Mentre Casson diserta più di qualche confronto pubblico, Brugnaro, al contrario, sembra non averne mai abbastanza. Cinquantatré anni, padre di cinque figli, vanta il senso pratico per le cose minute di mamma Maria, maestra elementare, e lo spirito libero di papà Ferruccio, operaio, leader sindacale della Cisl e poeta di fama internazionale. Ha iniziato a prendere le misure lavorando sin da ragazzo, come quando passava l’antiruggine sui cancelli della sua cittadina natale, Mirano, o faceva il cameriere nei ristoranti della laguna, per iscriversi all’Istituto di Architettura di Venezia dove si laurea con il massimo dei voti.

Dalle pantegane ai play off
Nel 1997 fonda un’agenzia per il lavoro – chiamata Umana, perché «la persona è al centro» – che in pochi anni diventa leader del settore, con 124 filiali in Italia, 750 dipendenti diretti e 12 mila persone occupate nelle migliori aziende italiane. E poi, ancora, una holding che oggi raggruppa 20 aziende attive nel campo dei servizi, della manifattura, del terziario, dell’agricoltura e, naturalmente, dello sport. Quando nel 2006 rileva la Reyer, la storica società di basket fondata nel 1872, attorno vi gravitano diciassette persone e una ventina di pantegane grosse così che hanno preso possesso del palazzetto. La cura Brugnaro la porta a militare – caso unico in Italia – in serie A sia con la squadra maschile, arrivata ai play off scudetto, che con la squadra femminile, che quest’anno ha trionfato in Europa vincendo l’Adriatic League.

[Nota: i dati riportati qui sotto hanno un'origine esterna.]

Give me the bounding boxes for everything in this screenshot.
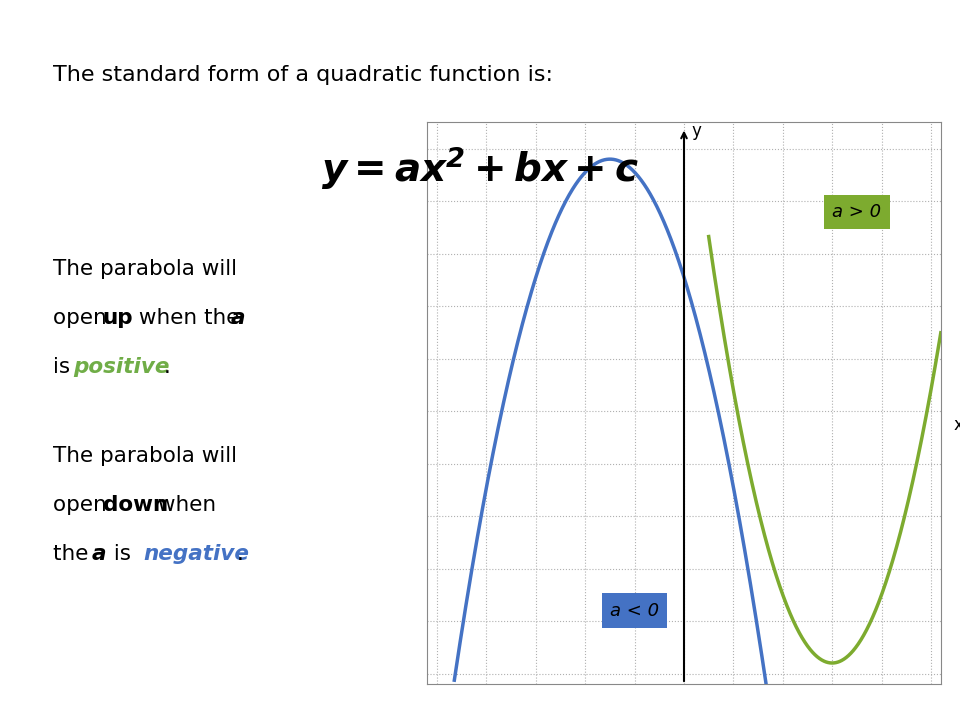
Text: negative: negative [143,544,249,564]
Text: up: up [103,308,133,328]
Text: when: when [151,495,216,516]
Text: x: x [953,416,960,434]
Text: .: . [237,544,244,564]
Text: $\bfit{y = ax^2 + bx + c}$: $\bfit{y = ax^2 + bx + c}$ [322,144,638,192]
Text: a: a [230,308,245,328]
Text: a < 0: a < 0 [610,601,660,619]
Text: positive: positive [73,357,170,377]
Text: The parabola will: The parabola will [53,259,237,279]
Text: The parabola will: The parabola will [53,446,237,467]
Text: when the: when the [132,308,246,328]
Text: y: y [691,122,702,140]
Text: open: open [53,495,113,516]
Text: a > 0: a > 0 [832,202,881,220]
Text: .: . [164,357,171,377]
Text: is: is [107,544,137,564]
Text: a: a [91,544,106,564]
Text: The standard form of a quadratic function is:: The standard form of a quadratic functio… [53,65,553,85]
Text: down: down [103,495,168,516]
Text: the: the [53,544,95,564]
Text: open: open [53,308,113,328]
Text: is: is [53,357,77,377]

Per questo, insomma, e per quell’indignazione caratteristica del mecenate – tra le altre cose ha sostenuto la rinascita del teatro La Fenice con duecentomila euro a fondo perduto, dopo il rogo del 1996 – dopo aver sentito Casson presentare il suo programma qualificandosi orgogliosamente come «eretico» e richiamare i vecchi temi dei tavoli da aprire con il governo e l’Europa, la Legge speciale, Brugnaro ha comunicato ai suoi: «Basta con il blocco sociale che tiene sotto scacco la città da 20 anni». Ed è partito, confermando i rumors che da mesi lo volevano in campo. Ma lo ha fatto a modo suo, cominciando con l’inviare una lettera personalizzata a ciascuno dei 212 mila elettori, e sguinzagliando i suoi 164 candidati per la città, anzi, «le città di Venezia», come dice lui: Mestre, Marghera, Chirignago, Zelarino, Lido, Favaro Veneto, Pellestrina, le isole, Venezia e via dicendo.

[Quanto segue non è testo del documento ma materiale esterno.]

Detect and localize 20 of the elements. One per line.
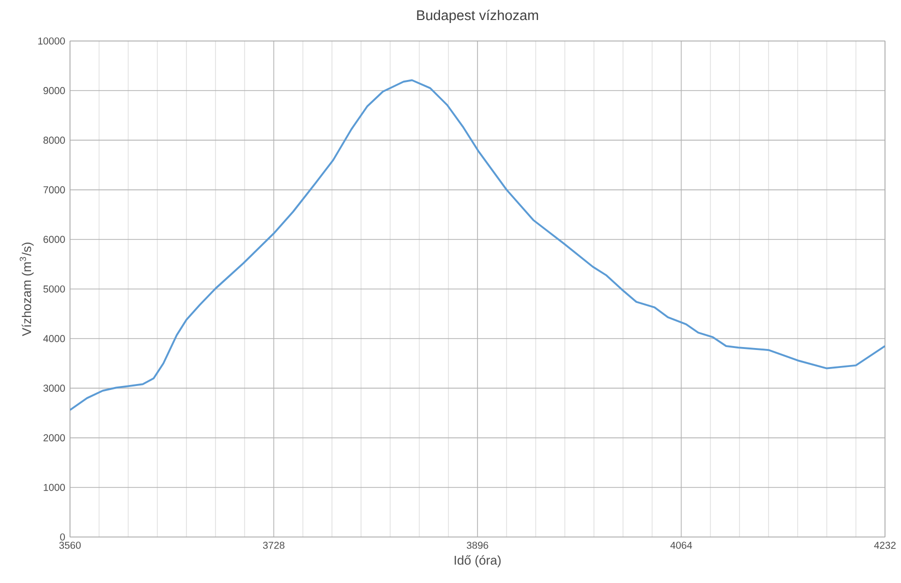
line-series xyxy=(70,79,885,411)
y-tick-label: 3000 xyxy=(43,384,65,392)
x-tick-label: 3728 xyxy=(263,542,284,549)
chart-title: Budapest vízhozam xyxy=(417,10,538,23)
y-tick-label: 8000 xyxy=(43,136,65,144)
y-tick-label: 0 xyxy=(60,533,65,541)
x-tick-label: 3560 xyxy=(59,542,81,549)
x-axis-title: Idő (óra) xyxy=(454,555,501,568)
y-tick-label: 2000 xyxy=(44,434,65,442)
x-tick-label: 4064 xyxy=(670,542,692,549)
y-axis-title: Vízhozam (m$^{3}$/s) xyxy=(20,242,34,336)
x-tick-label: 4232 xyxy=(874,542,896,549)
y-tick-label: 1000 xyxy=(44,484,65,491)
y-tick-label: 7000 xyxy=(44,186,65,194)
y-tick-label: 10000 xyxy=(38,37,65,45)
x-tick-label: 3896 xyxy=(466,542,488,549)
y-tick-label: 9000 xyxy=(44,87,65,94)
y-tick-label: 5000 xyxy=(43,285,65,293)
y-tick-label: 6000 xyxy=(44,236,65,243)
y-tick-label: 4000 xyxy=(43,335,65,342)
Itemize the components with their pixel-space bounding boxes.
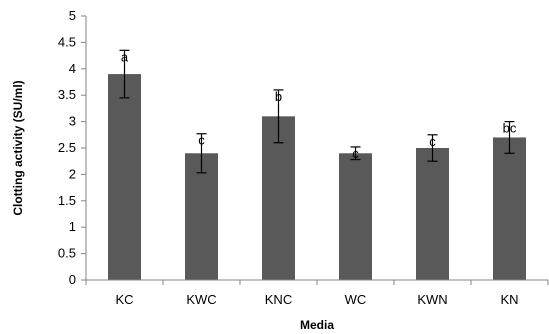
bar-wc: [339, 153, 372, 280]
y-tick-label: 0: [69, 272, 76, 287]
y-axis-title: Clotting activity (SU/ml): [11, 80, 25, 215]
error-bar-kwn: [427, 134, 438, 162]
significance-label: c: [352, 146, 359, 161]
y-tick-label: 0.5: [58, 246, 76, 261]
significance-label: c: [198, 133, 205, 148]
bar-kwc: [185, 153, 218, 280]
error-bar-kwc: [196, 133, 207, 174]
category-label: KC: [115, 292, 133, 307]
y-tick-label: 5: [69, 8, 76, 23]
error-bar-kn: [504, 120, 515, 154]
x-axis-title: Media: [300, 318, 334, 332]
category-label: KWC: [186, 292, 216, 307]
category-labels: KC KWC KNC WC KWN KN: [115, 292, 518, 307]
category-label: KWN: [417, 292, 447, 307]
bar-kn: [493, 137, 526, 280]
bar-kc: [108, 74, 141, 280]
bar-kwn: [416, 148, 449, 280]
error-bar-kc: [119, 49, 130, 99]
significance-label: b: [275, 89, 282, 104]
error-bar-knc: [273, 89, 284, 144]
y-tick-label: 4.5: [58, 34, 76, 49]
y-tick-label: 2.5: [58, 140, 76, 155]
y-tick-label: 4: [69, 61, 76, 76]
bar-knc: [262, 116, 295, 280]
y-tick-label: 3.5: [58, 87, 76, 102]
bars: [108, 74, 526, 280]
y-axis-ticks: 0 0.5 1 1.5 2 2.5 3 3.5 4 4.5 5: [58, 8, 549, 287]
y-tick-label: 2: [69, 166, 76, 181]
error-bar-wc: [350, 146, 361, 161]
category-label: KNC: [265, 292, 292, 307]
y-tick-label: 1: [69, 219, 76, 234]
category-label: WC: [345, 292, 367, 307]
category-label: KN: [500, 292, 518, 307]
y-tick-label: 1.5: [58, 193, 76, 208]
significance-label: a: [121, 49, 129, 64]
y-tick-label: 3: [69, 114, 76, 129]
significance-label: c: [429, 134, 436, 149]
error-bars: [119, 49, 515, 174]
significance-label: bc: [503, 121, 517, 136]
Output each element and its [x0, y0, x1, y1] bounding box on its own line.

Un porta a porta d’altri tempi per invitare tutti a chiudersi «in uno stanzone fino a Natale per avviare azioni immediate e fare fronte alle urgenze. Non presentatevi con i curricula perché vent’anni di Stalingrado ci lasceranno solo le macerie e l’occupazione non si costruisce con i decreti ma con anni di impegno e di fatica. Lo so perché è il mio mestiere, e vi garantisco che oggi il lavoro non c’è ma ci sarà. Mobilitatevi e insieme ghea podemo far».

La rivoluzione del buon senso
Ora, Brugnaro tutto questo lo dice seguendo le regole del buon senso comune, cosa che in una città che dal 1994 ad oggi ha perso 36 mila abitanti e tra i suoi 260 mila cittadini – di cui meno di 60 mila residenti nella Venezia insulare – conta un 12 per cento di immigrati e un 30 per cento di over 70enni, appare un affare tutt’altro che banale, anzi coraggioso.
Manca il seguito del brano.